In Thüringen ist die Zahl der Privathaushalte, die zum Stemmen ihrer Wohnkosten auf finanzielle Hilfe vom Staat angewiesen sind, im vergangenen Jahr gestiegen. Ende 2025 bezogen 44.285 Haushalte Wohngeld – 1.460 mehr als ein Jahr zuvor, wie das Statistische Landesamt in einer Jahresbilanz bezifferte. Das entsprach einem prozentualen Anstieg um 3,4 Prozent. Der Wohngeldanspruch lag im Durchschnitt bei 228 Euro, das waren vier Euro mehr als 2024.

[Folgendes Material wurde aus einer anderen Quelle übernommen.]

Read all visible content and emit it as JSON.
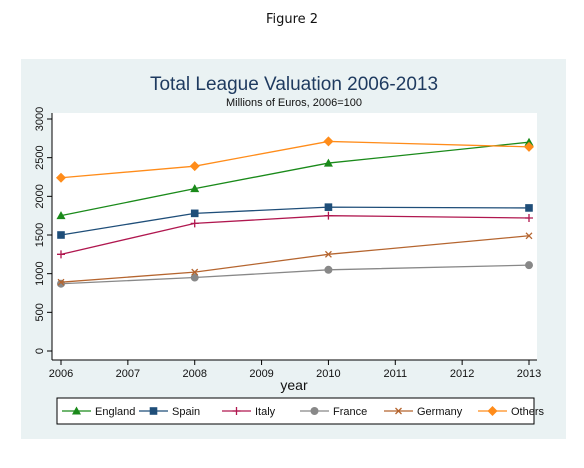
{
  "figure_label": "Figure 2",
  "chart_data": {
    "type": "line",
    "title": "Total League Valuation 2006-2013",
    "subtitle": "Millions of Euros, 2006=100",
    "xlabel": "year",
    "ylabel": "",
    "x": [
      2006,
      2008,
      2010,
      2013
    ],
    "x_ticks": [
      "2006",
      "2007",
      "2008",
      "2009",
      "2010",
      "2011",
      "2012",
      "2013"
    ],
    "xlim": [
      2006,
      2013
    ],
    "y_ticks": [
      "0",
      "500",
      "1000",
      "1500",
      "2000",
      "2500",
      "3000"
    ],
    "ylim": [
      0,
      3000
    ],
    "grid": false,
    "legend_position": "bottom",
    "series": [
      {
        "name": "England",
        "color": "#1a8a1a",
        "marker": "triangle",
        "values": [
          1750,
          2100,
          2430,
          2700
        ]
      },
      {
        "name": "Spain",
        "color": "#1f4e79",
        "marker": "square",
        "values": [
          1500,
          1780,
          1860,
          1850
        ]
      },
      {
        "name": "Italy",
        "color": "#b0174f",
        "marker": "plus",
        "values": [
          1250,
          1650,
          1750,
          1720
        ]
      },
      {
        "name": "France",
        "color": "#888888",
        "marker": "circle",
        "values": [
          870,
          950,
          1050,
          1110
        ]
      },
      {
        "name": "Germany",
        "color": "#b5652f",
        "marker": "x",
        "values": [
          890,
          1020,
          1250,
          1490
        ]
      },
      {
        "name": "Others",
        "color": "#ff8c1a",
        "marker": "diamond",
        "values": [
          2240,
          2390,
          2710,
          2640
        ]
      }
    ]
  }
}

Auffällig: Vor allem alleinlebende Menschen nahmen Wohngeld in Anspruch. 30.235 der Wohngeldempfänger waren Single-Haushalte. Sie machen den Statistikern zufolge mehr als 66 Prozent der Empfänger aus.

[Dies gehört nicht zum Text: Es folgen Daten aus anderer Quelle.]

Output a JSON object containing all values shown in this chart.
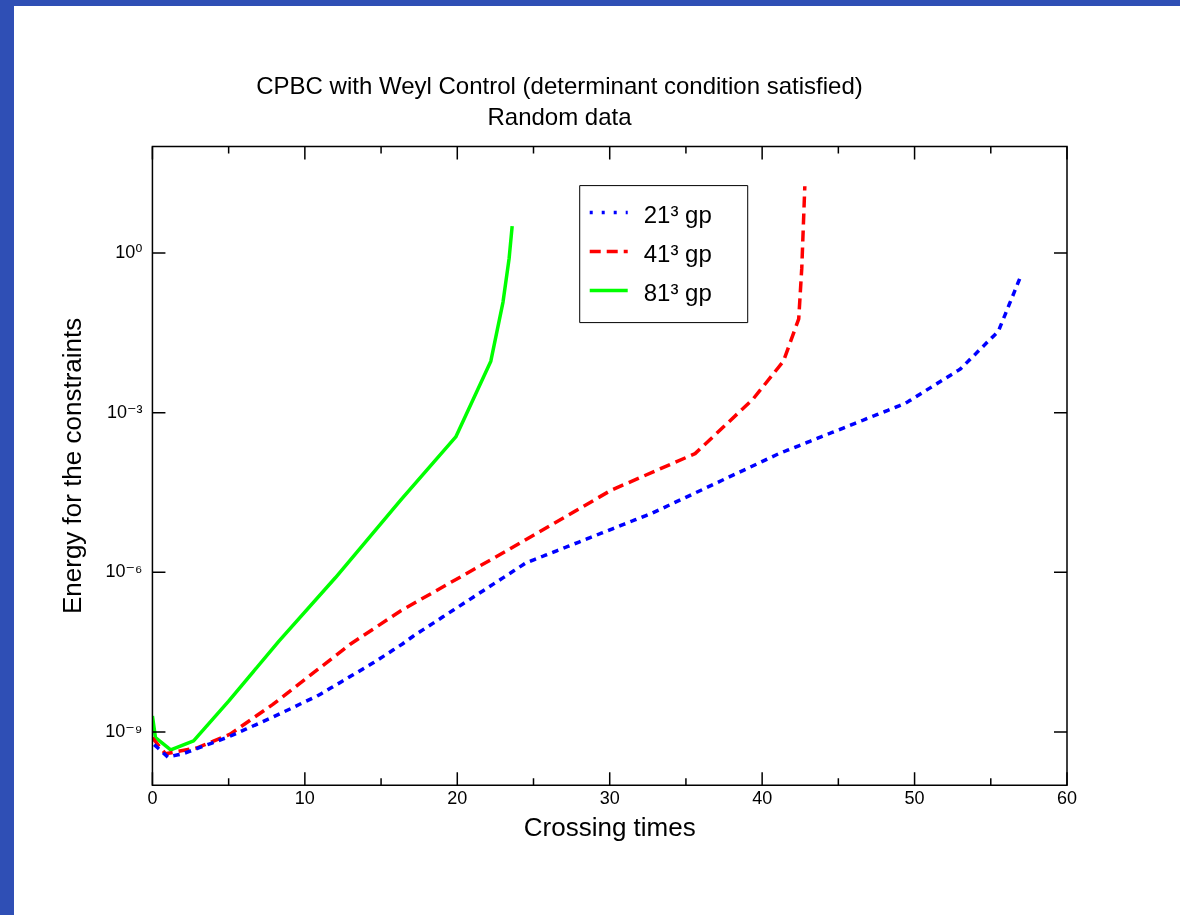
{
  "chart_data": {
    "type": "line",
    "title": "CPBC with Weyl Control (determinant condition satisfied)",
    "subtitle": "Random data",
    "xlabel": "Crossing times",
    "ylabel": "Energy for the constraints",
    "log": "y",
    "grid": false,
    "legend": "top",
    "marker": "none",
    "xlim": [
      0,
      60
    ],
    "xticks": [
      0,
      {
        "value": 5,
        "label": null
      },
      10,
      {
        "value": 15,
        "label": null
      },
      20,
      {
        "value": 25,
        "label": null
      },
      30,
      {
        "value": 35,
        "label": null
      },
      40,
      {
        "value": 45,
        "label": null
      },
      50,
      {
        "value": 55,
        "label": null
      },
      60
    ],
    "ylim": [
      1e-10,
      100
    ],
    "yticks": [
      {
        "value": 1e-09,
        "label": "10⁻⁹"
      },
      {
        "value": 1e-06,
        "label": "10⁻⁶"
      },
      {
        "value": 0.001,
        "label": "10⁻³"
      },
      {
        "value": 1,
        "label": "10⁰"
      }
    ],
    "series": [
      {
        "name": "21³ gp",
        "color": "#0000ff",
        "line_style": "dotted",
        "x": [
          0.2,
          1,
          2,
          5,
          7.9,
          10.9,
          14.5,
          16.4,
          17.1,
          24.5,
          32.8,
          41.1,
          49.4,
          53,
          55.5,
          57
        ],
        "values": [
          5.5e-10,
          3.4e-10,
          3.9e-10,
          8.1e-10,
          1.9e-09,
          4.9e-09,
          2e-08,
          4.5e-08,
          6.3e-08,
          1.5e-06,
          1.3e-05,
          0.00017,
          0.0015,
          0.0066,
          0.034,
          0.39
        ]
      },
      {
        "name": "41³ gp",
        "color": "#ff0000",
        "line_style": "dashed",
        "x": [
          0,
          0.85,
          2.9,
          5.1,
          7.9,
          13,
          16.3,
          23.4,
          30.1,
          35.6,
          39.4,
          41.4,
          42.4,
          42.6,
          42.8
        ],
        "values": [
          7.8e-10,
          3.9e-10,
          5e-10,
          9.1e-10,
          3.3e-09,
          4.5e-08,
          1.9e-07,
          2.7e-06,
          3.5e-05,
          0.00017,
          0.0018,
          0.0093,
          0.058,
          0.52,
          18
        ]
      },
      {
        "name": "81³ gp",
        "color": "#00ff00",
        "line_style": "solid",
        "x": [
          0,
          0.2,
          1.2,
          2.7,
          5,
          8.3,
          12,
          16.3,
          19.9,
          22.2,
          23,
          23.4,
          23.6
        ],
        "values": [
          2e-09,
          7.8e-10,
          4.6e-10,
          6.8e-10,
          3.8e-09,
          5.1e-08,
          7.9e-07,
          2.3e-05,
          0.00035,
          0.0093,
          0.12,
          0.79,
          3.2
        ]
      }
    ]
  }
}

Rund 14 Prozent der Empfänger waren Zwei-Personen-Haushalte, Haushalte mit drei bis mehr als fünf Personen machten jeweils im Bereich zwischen 5 und 6 Prozent der Empfänger aus.
Meist einzige staatliche Transferleistung für Haushalte
Für die Masse der Thüringer Wohngeldhaushalte – 43.480 oder rund 98 Prozent – ist die Wohnkostenhilfe den Angaben zufolge die einzige staatliche Transferleistung, die sie erhalten. Darunter waren 29.070 Rentnerhaushalte, wie das Landesamt aufschlüsselte. Insgesamt bezogen im vergangenen Jahr 4,2 Prozent aller Thüringer Haushalte Wohngeld.

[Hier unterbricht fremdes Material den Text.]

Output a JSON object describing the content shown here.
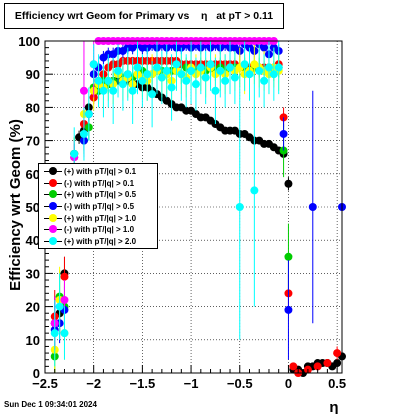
{
  "title": {
    "part1": "Efficiency wrt Geom for Primary vs",
    "symbol": "η",
    "part2": "at pT > 0.11"
  },
  "timestamp": "Sun Dec  1 09:34:01 2024",
  "chart_data": {
    "type": "scatter",
    "title": "Efficiency wrt Geom for Primary vs η at pT > 0.11",
    "xlabel": "η",
    "ylabel": "Efficiency wrt Geom (%)",
    "xlim": [
      -2.5,
      0.55
    ],
    "ylim": [
      0,
      100
    ],
    "xticks": [
      -2.5,
      -2,
      -1.5,
      -1,
      -0.5,
      0,
      0.5
    ],
    "xtick_labels": [
      "−2.5",
      "−2",
      "−1.5",
      "−1",
      "−0.5",
      "0",
      "0.5"
    ],
    "yticks": [
      0,
      10,
      20,
      30,
      40,
      50,
      60,
      70,
      80,
      90,
      100
    ],
    "ytick_labels": [
      "0",
      "10",
      "20",
      "30",
      "40",
      "50",
      "60",
      "70",
      "80",
      "90",
      "100"
    ],
    "grid": true,
    "legend_position": "middle-left",
    "series": [
      {
        "name": "(+) with pT/|q| > 0.1",
        "color": "#000000",
        "x": [
          -2.4,
          -2.35,
          -2.3,
          -2.25,
          -2.2,
          -2.15,
          -2.1,
          -2.05,
          -2.0,
          -1.95,
          -1.9,
          -1.85,
          -1.8,
          -1.75,
          -1.7,
          -1.65,
          -1.6,
          -1.55,
          -1.5,
          -1.45,
          -1.4,
          -1.35,
          -1.3,
          -1.25,
          -1.2,
          -1.15,
          -1.1,
          -1.05,
          -1.0,
          -0.95,
          -0.9,
          -0.85,
          -0.8,
          -0.75,
          -0.7,
          -0.65,
          -0.6,
          -0.55,
          -0.5,
          -0.45,
          -0.4,
          -0.35,
          -0.3,
          -0.25,
          -0.2,
          -0.15,
          -0.1,
          -0.05,
          0.0,
          0.05,
          0.1,
          0.15,
          0.2,
          0.25,
          0.3,
          0.35,
          0.4,
          0.45,
          0.5,
          0.55
        ],
        "y": [
          15,
          18,
          30,
          55,
          66,
          71,
          73,
          80,
          83,
          85,
          86,
          87,
          88,
          88,
          88,
          88,
          87,
          87,
          86,
          86,
          85,
          84,
          83,
          82,
          81,
          80,
          80,
          79,
          79,
          78,
          77,
          77,
          76,
          75,
          74,
          73,
          73,
          73,
          72,
          72,
          71,
          70,
          70,
          69,
          69,
          68,
          67,
          66,
          57,
          1,
          1,
          0,
          2,
          2,
          3,
          3,
          3,
          2,
          3,
          5
        ],
        "err": [
          8,
          6,
          5,
          4,
          3,
          2,
          2,
          1,
          1,
          1,
          1,
          1,
          1,
          1,
          1,
          1,
          1,
          1,
          1,
          1,
          1,
          1,
          1,
          1,
          1,
          1,
          1,
          1,
          1,
          1,
          1,
          1,
          1,
          1,
          1,
          1,
          1,
          1,
          1,
          1,
          1,
          1,
          1,
          1,
          1,
          1,
          1,
          1,
          2,
          1,
          1,
          1,
          1,
          1,
          1,
          1,
          1,
          1,
          1,
          2
        ]
      },
      {
        "name": "(-) with pT/|q| > 0.1",
        "color": "#ff0000",
        "x": [
          -2.4,
          -2.3,
          -2.2,
          -2.1,
          -2.0,
          -1.95,
          -1.9,
          -1.85,
          -1.8,
          -1.75,
          -1.7,
          -1.65,
          -1.6,
          -1.55,
          -1.5,
          -1.45,
          -1.4,
          -1.35,
          -1.3,
          -1.25,
          -1.2,
          -1.15,
          -1.1,
          -1.05,
          -1.0,
          -0.95,
          -0.9,
          -0.85,
          -0.8,
          -0.75,
          -0.7,
          -0.65,
          -0.6,
          -0.55,
          -0.5,
          -0.45,
          -0.4,
          -0.35,
          -0.3,
          -0.25,
          -0.2,
          -0.15,
          -0.1,
          -0.05,
          0.0,
          0.05,
          0.1,
          0.2,
          0.3,
          0.4,
          0.5
        ],
        "y": [
          17,
          29,
          62,
          75,
          83,
          88,
          90,
          92,
          93,
          93,
          94,
          94,
          94,
          94,
          94,
          94,
          94,
          94,
          94,
          94,
          94,
          94,
          93,
          93,
          93,
          93,
          93,
          93,
          93,
          93,
          93,
          93,
          93,
          93,
          92,
          92,
          92,
          92,
          92,
          92,
          92,
          92,
          93,
          77,
          24,
          2,
          0,
          1,
          2,
          3,
          6
        ],
        "err": [
          8,
          6,
          4,
          3,
          2,
          2,
          1,
          1,
          1,
          1,
          1,
          1,
          1,
          1,
          1,
          1,
          1,
          1,
          1,
          1,
          1,
          1,
          1,
          1,
          1,
          1,
          1,
          1,
          1,
          1,
          1,
          1,
          1,
          1,
          1,
          1,
          1,
          1,
          1,
          1,
          1,
          1,
          1,
          3,
          6,
          1,
          1,
          1,
          1,
          1,
          2
        ]
      },
      {
        "name": "(+) with pT/|q| > 0.5",
        "color": "#00cc00",
        "x": [
          -2.4,
          -2.35,
          -2.3,
          -2.2,
          -2.1,
          -2.05,
          -2.0,
          -1.95,
          -1.9,
          -1.85,
          -1.8,
          -1.75,
          -1.7,
          -1.65,
          -1.6,
          -1.55,
          -1.5,
          -1.45,
          -1.4,
          -1.35,
          -1.3,
          -1.25,
          -1.2,
          -1.15,
          -1.1,
          -1.05,
          -1.0,
          -0.95,
          -0.9,
          -0.85,
          -0.8,
          -0.75,
          -0.7,
          -0.65,
          -0.6,
          -0.55,
          -0.5,
          -0.45,
          -0.4,
          -0.35,
          -0.3,
          -0.25,
          -0.2,
          -0.15,
          -0.1,
          -0.05,
          0.0
        ],
        "y": [
          5,
          23,
          20,
          66,
          70,
          74,
          86,
          85,
          88,
          87,
          88,
          90,
          89,
          90,
          89,
          90,
          91,
          90,
          90,
          91,
          91,
          90,
          91,
          91,
          90,
          92,
          91,
          91,
          92,
          91,
          92,
          91,
          92,
          91,
          92,
          92,
          92,
          92,
          91,
          92,
          92,
          91,
          92,
          91,
          92,
          67,
          35
        ],
        "err": [
          10,
          8,
          6,
          5,
          4,
          4,
          3,
          3,
          3,
          3,
          3,
          3,
          3,
          3,
          3,
          3,
          3,
          3,
          3,
          3,
          3,
          3,
          3,
          3,
          3,
          3,
          3,
          3,
          3,
          3,
          3,
          3,
          3,
          3,
          3,
          3,
          3,
          3,
          3,
          3,
          3,
          3,
          3,
          3,
          3,
          8,
          10
        ]
      },
      {
        "name": "(-) with pT/|q| > 0.5",
        "color": "#0000ff",
        "x": [
          -2.4,
          -2.35,
          -2.3,
          -2.2,
          -2.1,
          -2.05,
          -2.0,
          -1.95,
          -1.9,
          -1.85,
          -1.8,
          -1.75,
          -1.7,
          -1.65,
          -1.6,
          -1.55,
          -1.5,
          -1.45,
          -1.4,
          -1.35,
          -1.3,
          -1.25,
          -1.2,
          -1.15,
          -1.1,
          -1.05,
          -1.0,
          -0.95,
          -0.9,
          -0.85,
          -0.8,
          -0.75,
          -0.7,
          -0.65,
          -0.6,
          -0.55,
          -0.5,
          -0.45,
          -0.4,
          -0.35,
          -0.3,
          -0.25,
          -0.2,
          -0.15,
          -0.1,
          -0.05,
          0.0,
          0.25,
          0.55
        ],
        "y": [
          13,
          15,
          19,
          65,
          70,
          78,
          90,
          92,
          95,
          96,
          96,
          97,
          97,
          98,
          98,
          99,
          98,
          98,
          99,
          98,
          99,
          98,
          99,
          98,
          98,
          99,
          98,
          99,
          98,
          99,
          98,
          99,
          98,
          99,
          98,
          98,
          97,
          99,
          98,
          97,
          99,
          98,
          96,
          98,
          97,
          72,
          19,
          50,
          50
        ],
        "err": [
          8,
          6,
          5,
          4,
          3,
          2,
          2,
          2,
          2,
          2,
          2,
          2,
          2,
          2,
          2,
          2,
          2,
          2,
          2,
          2,
          2,
          2,
          2,
          2,
          2,
          2,
          2,
          2,
          2,
          2,
          2,
          2,
          2,
          2,
          2,
          2,
          2,
          2,
          2,
          2,
          2,
          2,
          2,
          2,
          2,
          5,
          15,
          35,
          35
        ]
      },
      {
        "name": "(+) with pT/|q| > 1.0",
        "color": "#ffff00",
        "x": [
          -2.4,
          -2.35,
          -2.3,
          -2.2,
          -2.1,
          -2.0,
          -1.95,
          -1.9,
          -1.85,
          -1.8,
          -1.75,
          -1.7,
          -1.65,
          -1.6,
          -1.55,
          -1.5,
          -1.45,
          -1.4,
          -1.35,
          -1.3,
          -1.25,
          -1.2,
          -1.15,
          -1.1,
          -1.05,
          -1.0,
          -0.95,
          -0.9,
          -0.85,
          -0.8,
          -0.75,
          -0.7,
          -0.65,
          -0.6,
          -0.55,
          -0.5,
          -0.45,
          -0.4,
          -0.35,
          -0.3,
          -0.25,
          -0.2,
          -0.15,
          -0.1
        ],
        "y": [
          7,
          22,
          12,
          65,
          78,
          85,
          87,
          86,
          88,
          87,
          90,
          88,
          89,
          87,
          90,
          89,
          88,
          90,
          91,
          89,
          90,
          88,
          91,
          90,
          89,
          92,
          90,
          91,
          89,
          92,
          90,
          91,
          90,
          92,
          91,
          92,
          90,
          91,
          93,
          92,
          91,
          90,
          92,
          91
        ],
        "err": [
          12,
          10,
          8,
          6,
          6,
          6,
          6,
          6,
          6,
          6,
          6,
          6,
          6,
          6,
          6,
          6,
          6,
          6,
          6,
          6,
          6,
          6,
          6,
          6,
          6,
          6,
          6,
          6,
          6,
          6,
          6,
          6,
          6,
          6,
          6,
          6,
          6,
          6,
          6,
          6,
          6,
          6,
          6,
          6
        ]
      },
      {
        "name": "(-) with pT/|q| > 1.0",
        "color": "#ff00ff",
        "x": [
          -2.4,
          -2.3,
          -2.2,
          -2.1,
          -2.0,
          -1.95,
          -1.9,
          -1.85,
          -1.8,
          -1.75,
          -1.7,
          -1.65,
          -1.6,
          -1.55,
          -1.5,
          -1.45,
          -1.4,
          -1.35,
          -1.3,
          -1.25,
          -1.2,
          -1.15,
          -1.1,
          -1.05,
          -1.0,
          -0.95,
          -0.9,
          -0.85,
          -0.8,
          -0.75,
          -0.7,
          -0.65,
          -0.6,
          -0.55,
          -0.5,
          -0.45,
          -0.4,
          -0.35,
          -0.3,
          -0.25,
          -0.2,
          -0.15
        ],
        "y": [
          15,
          22,
          65,
          85,
          93,
          100,
          100,
          100,
          100,
          100,
          100,
          100,
          100,
          100,
          100,
          100,
          100,
          100,
          100,
          100,
          100,
          100,
          100,
          100,
          100,
          100,
          100,
          100,
          100,
          100,
          100,
          100,
          100,
          100,
          100,
          100,
          100,
          100,
          100,
          100,
          100,
          100
        ],
        "err": [
          8,
          6,
          5,
          20,
          10,
          1,
          1,
          1,
          1,
          1,
          1,
          1,
          1,
          1,
          1,
          1,
          1,
          1,
          1,
          1,
          1,
          1,
          1,
          1,
          1,
          1,
          1,
          1,
          1,
          1,
          1,
          1,
          1,
          1,
          1,
          1,
          1,
          1,
          1,
          1,
          1,
          1
        ]
      },
      {
        "name": "(+) with pT/|q| > 2.0",
        "color": "#00ffff",
        "x": [
          -2.4,
          -2.35,
          -2.3,
          -2.2,
          -2.1,
          -2.05,
          -2.0,
          -1.95,
          -1.9,
          -1.85,
          -1.8,
          -1.75,
          -1.7,
          -1.65,
          -1.6,
          -1.55,
          -1.5,
          -1.45,
          -1.4,
          -1.35,
          -1.3,
          -1.25,
          -1.2,
          -1.15,
          -1.1,
          -1.05,
          -1.0,
          -0.95,
          -0.9,
          -0.85,
          -0.8,
          -0.75,
          -0.7,
          -0.65,
          -0.6,
          -0.55,
          -0.5,
          -0.45,
          -0.4,
          -0.35,
          -0.3,
          -0.25,
          -0.2,
          -0.15,
          -0.1
        ],
        "y": [
          12,
          20,
          12,
          66,
          72,
          78,
          93,
          88,
          85,
          88,
          85,
          91,
          87,
          90,
          85,
          92,
          88,
          90,
          84,
          92,
          89,
          91,
          86,
          93,
          90,
          88,
          91,
          87,
          92,
          89,
          93,
          85,
          91,
          88,
          92,
          89,
          50,
          93,
          90,
          55,
          91,
          88,
          92,
          90,
          92
        ],
        "err": [
          10,
          10,
          8,
          8,
          8,
          8,
          6,
          8,
          8,
          8,
          10,
          8,
          8,
          8,
          10,
          8,
          8,
          8,
          10,
          8,
          8,
          8,
          10,
          8,
          8,
          8,
          10,
          8,
          8,
          8,
          8,
          10,
          8,
          8,
          8,
          8,
          40,
          8,
          8,
          35,
          8,
          8,
          8,
          8,
          8
        ]
      }
    ]
  }
}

Das Bundeskabinett hatte in dieser Woche einen Gesetzentwurf von Bauministerin Verena Hubertz (SPD) auf den Weg gebracht, mit dem im nächsten Jahr 1,5 Milliarden Euro und ab 2028 sogar 2 Milliarden Euro pro Jahr beim Wohngeld eingespart werden sollen. Die Änderungen sollen am 1. Januar 2027 in Kraft treten.
Damit drohen Kürzungen oder die komplette Streichung von Leistungen. Bestehende Wohngeldbescheide sollen gültig bleiben. Das heißt, die Kürzungen greifen erst nach und nach, wenn neue Bescheide ergehen. In der Regel muss alle zwölf Monate ein neuer Antrag gestellt werden.